Historias de un balcón ©

Cuando abrí la puerta por primera vez ahí estaba: un corredor a lo largo del ventanal de la recámara que apaciblemente, resguardado tras la breve pero maciza barandilla, observaba la avenida de enfrente (curioso juego de hermenéutica pura ese de los balcones que se asoman mientras te asomas). Desde que lo noté, el resto del inmueble se me olvidó. La verdadera distribución del departamento es algo que descubrí cuando volví para instalarme y era, en definitiva, distinta al modo en que la había reconstruido en mi mente: la herradura que formaba la estancia no existía, la cocina estaba menos al centro de dónde yo la coloqué, las ventanas del espacio que hicimos 'cuarto de huéspedes' aparecieron de pronto, etcétera).Tengo la suerte de contar con un amigo y compañero de casa que sí se fijó en los demás detalles (la última vez que me dejó a cargo de la elección terminamos en el sitio menos adecuado), de modo que en esta ocasión podemos llegar a casa sin temer algún incidente violento y nos es permitido vagar por las calles a la redonda exentos de casi toda preocupación.
Pero a mí, siendo honesta, nada me importaba más que el balcón y su promesa de regalarme momentos entrañables.Lo supe desde el inicio. Me ví llenando de plantas el alargado espacio, algunas colgantes, otras decididamente en el piso. Me sentí acariciada por el viento cuando, después de ducharme, mirara apoyada en el blanco cerco hacia la acera de enfrente (sería mejor desnuda, pensé, pero el afluente de personas es lo suficientemente vasto como para quitarme semejante idea de la cabeza ¡quién quiere una denuncia por faltas a la moral!). Me escuché conversando alegremente sobre fines y comienzos (alentada seguro por la finitud abierta, inconclusa sensación de libertad que deja siempre un sitio desafíante del encierro). Por sobre todas las cosas me supe escuchando: las aves por la mañana que se despojan de la noche sobre las ramas del árbol vecino, las hojas del verde ilustrador involuntario de mi ventana suspirando en airadas madrugadas, el murmullo de los autos que pasan y que a nosotros, urbanos irremediablemente, siempre acaban por hacernos falta, las órdenes de sus dueños desoídas alegremente por los perros paseantes. Todos sonidos augurados que, por supuesto, se han cumplido puntualmente.
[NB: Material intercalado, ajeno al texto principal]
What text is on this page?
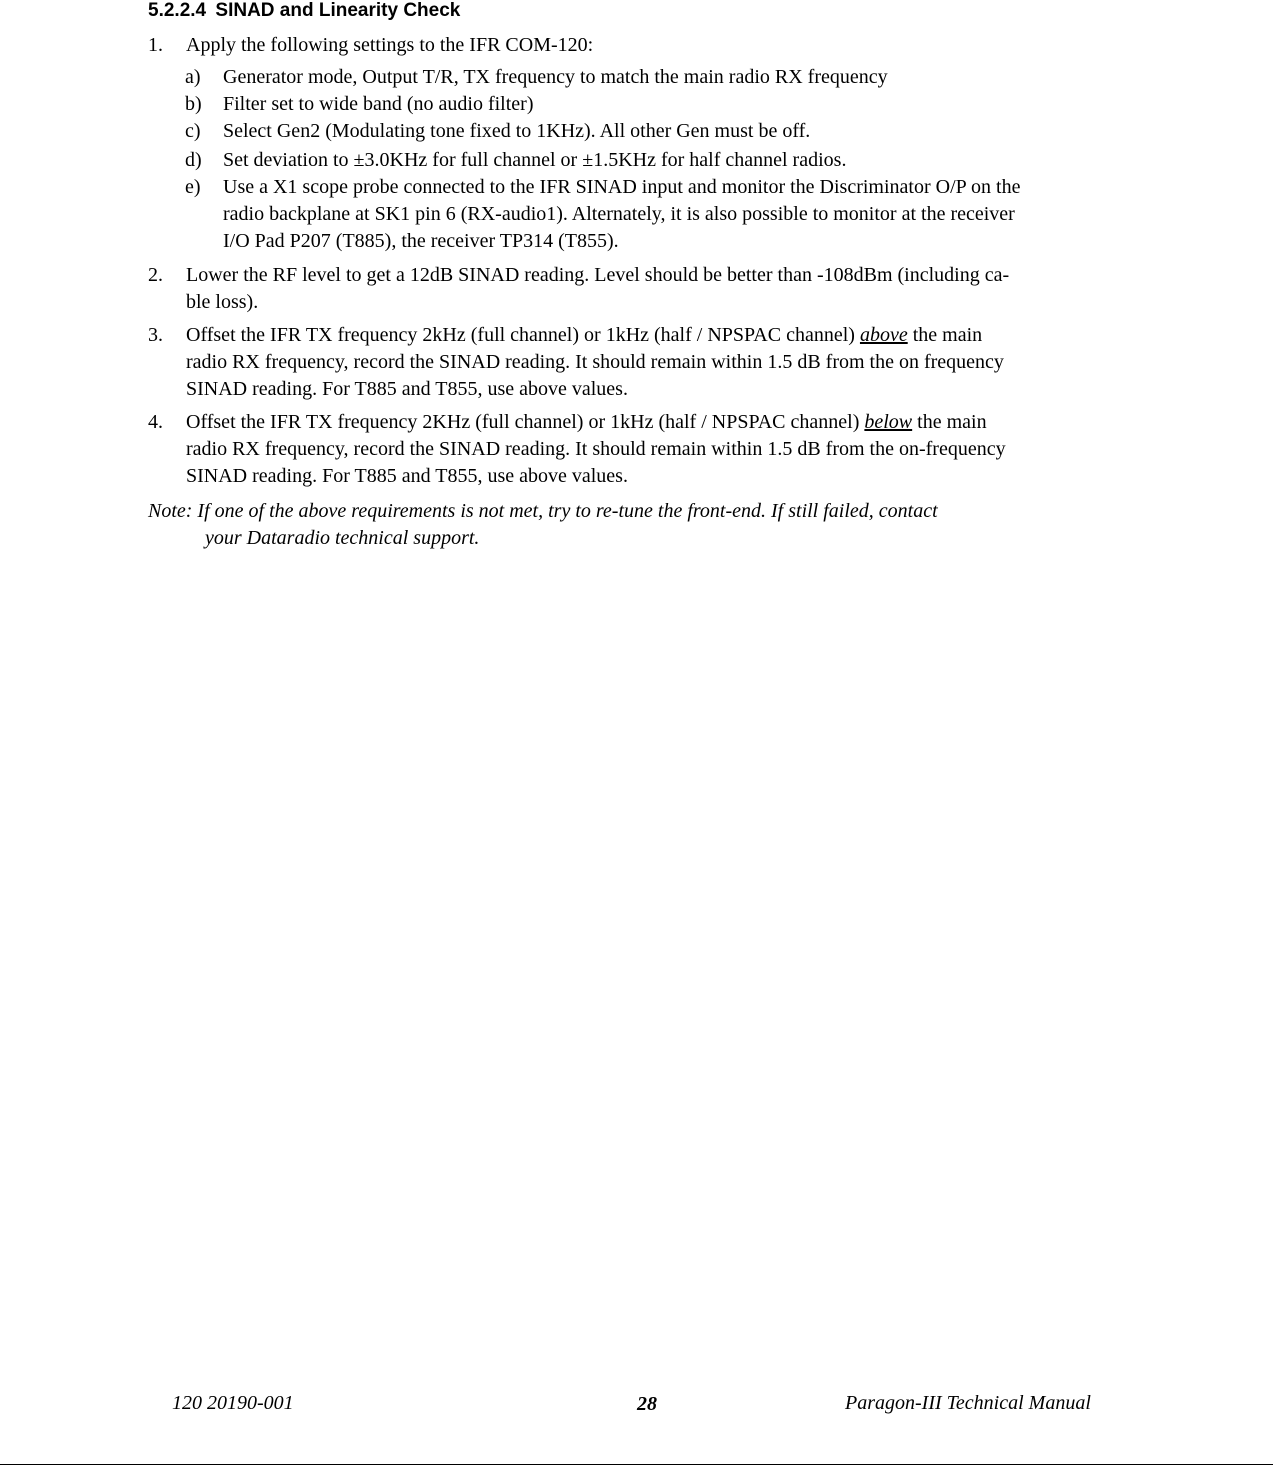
5.2.2.4 SINAD and Linearity Check
1. Apply the following settings to the IFR COM-120:
a) Generator mode, Output T/R, TX frequency to match the main radio RX frequency
b) Filter set to wide band (no audio filter)
c) Select Gen2 (Modulating tone fixed to 1KHz). All other Gen must be off.
d) Set deviation to ±3.0KHz for full channel or ±1.5KHz for half channel radios.
e) Use a X1 scope probe connected to the IFR SINAD input and monitor the Discriminator O/P on the
radio backplane at SK1 pin 6 (RX-audio1). Alternately, it is also possible to monitor at the receiver
I/O Pad P207 (T885), the receiver TP314 (T855).
2. Lower the RF level to get a 12dB SINAD reading. Level should be better than -108dBm (including ca-
ble loss).
3. Offset the IFR TX frequency 2kHz (full channel) or 1kHz (half / NPSPAC channel) above the main
radio RX frequency, record the SINAD reading. It should remain within 1.5 dB from the on frequency
SINAD reading. For T885 and T855, use above values.
4. Offset the IFR TX frequency 2KHz (full channel) or 1kHz (half / NPSPAC channel) below the main
radio RX frequency, record the SINAD reading. It should remain within 1.5 dB from the on-frequency
SINAD reading. For T885 and T855, use above values.
Note: If one of the above requirements is not met, try to re-tune the front-end. If still failed, contact
your Dataradio technical support.
120 20190-001	28	Paragon-III Technical Manual
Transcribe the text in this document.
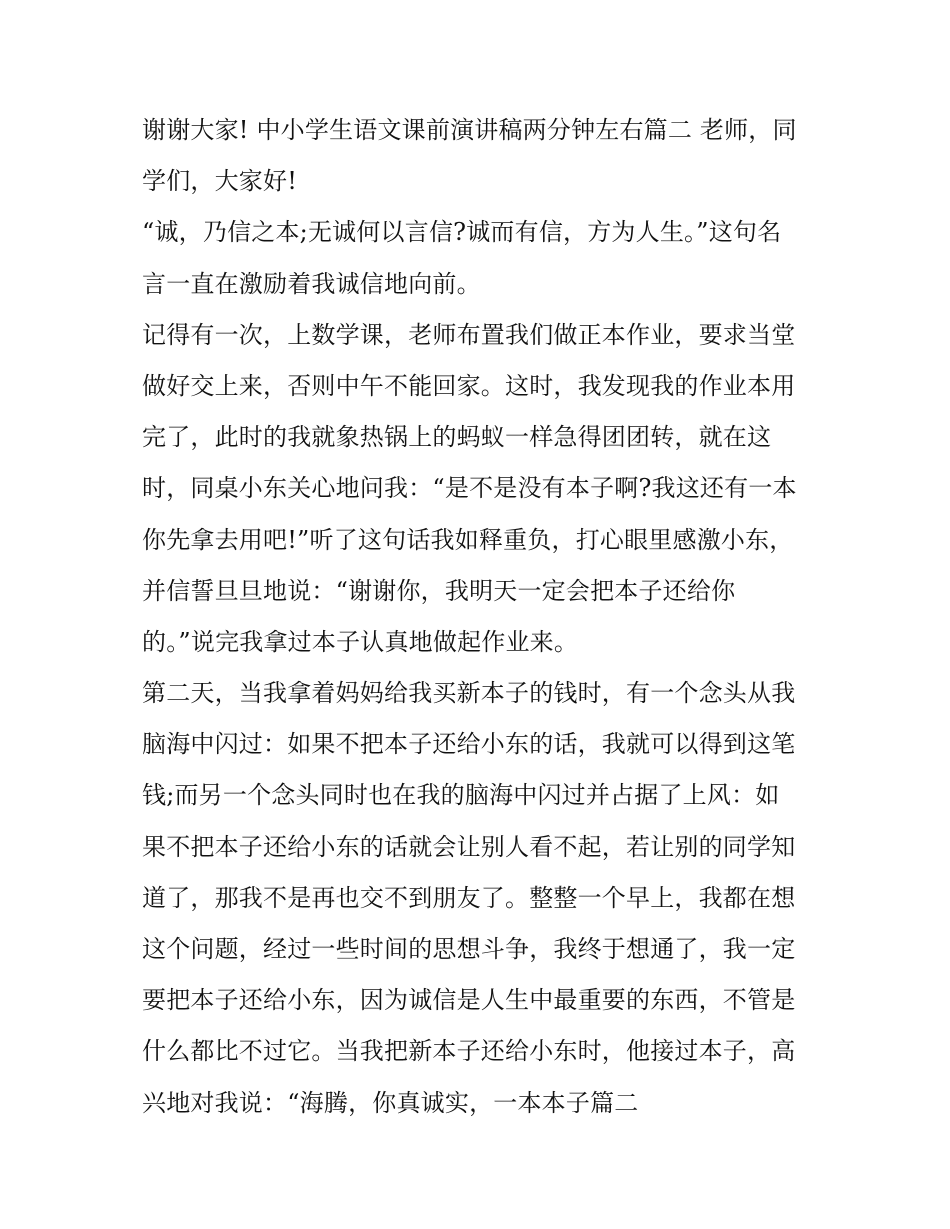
谢谢大家! 中小学生语文课前演讲稿两分钟左右篇二 老师，同
学们，大家好!
“诚，乃信之本;无诚何以言信?诚而有信，方为人生。”这句名
言一直在激励着我诚信地向前。
记得有一次，上数学课，老师布置我们做正本作业，要求当堂
做好交上来，否则中午不能回家。这时，我发现我的作业本用
完了，此时的我就象热锅上的蚂蚁一样急得团团转，就在这
时，同桌小东关心地问我：“是不是没有本子啊?我这还有一本
你先拿去用吧!”听了这句话我如释重负，打心眼里感激小东，
并信誓旦旦地说：“谢谢你，我明天一定会把本子还给你
的。”说完我拿过本子认真地做起作业来。
第二天，当我拿着妈妈给我买新本子的钱时，有一个念头从我
脑海中闪过：如果不把本子还给小东的话，我就可以得到这笔
钱;而另一个念头同时也在我的脑海中闪过并占据了上风：如
果不把本子还给小东的话就会让别人看不起，若让别的同学知
道了，那我不是再也交不到朋友了。整整一个早上，我都在想
这个问题，经过一些时间的思想斗争，我终于想通了，我一定
要把本子还给小东，因为诚信是人生中最重要的东西，不管是
什么都比不过它。当我把新本子还给小东时，他接过本子，高
兴地对我说：“海腾，你真诚实，一本本子篇二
Pero hay más. El balcón no deja de sorprenderme con regalos cada vez más excéntricos: la noche antes de navidad, una fila de carros a las puertas del edificio adyacente llamó mi atención. Con ese ánimo un tanto morboso y lleno de adrenalina que me asalta de vez en vez, me asumí testigo de algún trueque ilícito. Luego de observar curiosa por un largo rato, volaron hasta mí un par de frases que aclararon la situación: '¿tú también vienes acá para surtirte?' (mi corazón latió con fuerza); 'sí, casi no llego, pero una vez que lo pruebas, no se puede recibir la navidad sin tenerlo en casa, mi familia no me lo perdonaría' (¡vaya!, pensé, todo un clan de adictos irremediables); 'sí, es el mejor fruitcake que he probado'. ¿Fruitcake? (suspiré resignada). Hubo más de un cortocircuito en mi cabeza antes de llegar a la conclusión: vivo al lado de la dealer del mejor pan de frutas navideño de la región. Dicen que es toda una matriarca alemana. Habrá que probarlo.
Anteayer recibí el segundo presente del balcón: 'La guerra, la violencia... la gente no entiende... Y yo, que sólo soy poeta, ¿qué puedo decir?, únicamente ¡qué bellos ojos tienes!' Era una voz fuerte y decidida, tanto que alcanzaba a trepar por el edificio llegando sólida, casi sin vacíos, hasta mi piso. Corrí desde el baño todavía con la toalla a manera de turbante y me quedé embelezada mirando como, con paso lento, un anciano de bastón y sombrero se iba alejando mientras en el hilo de su conversación sorteaba hábilmente la incómoda presencia de varias cámaras de televisión. No supe quién era el distinguido señor que me dejó pensando: 'La gente no entiende el amor.... ¿qué puedo decir?'.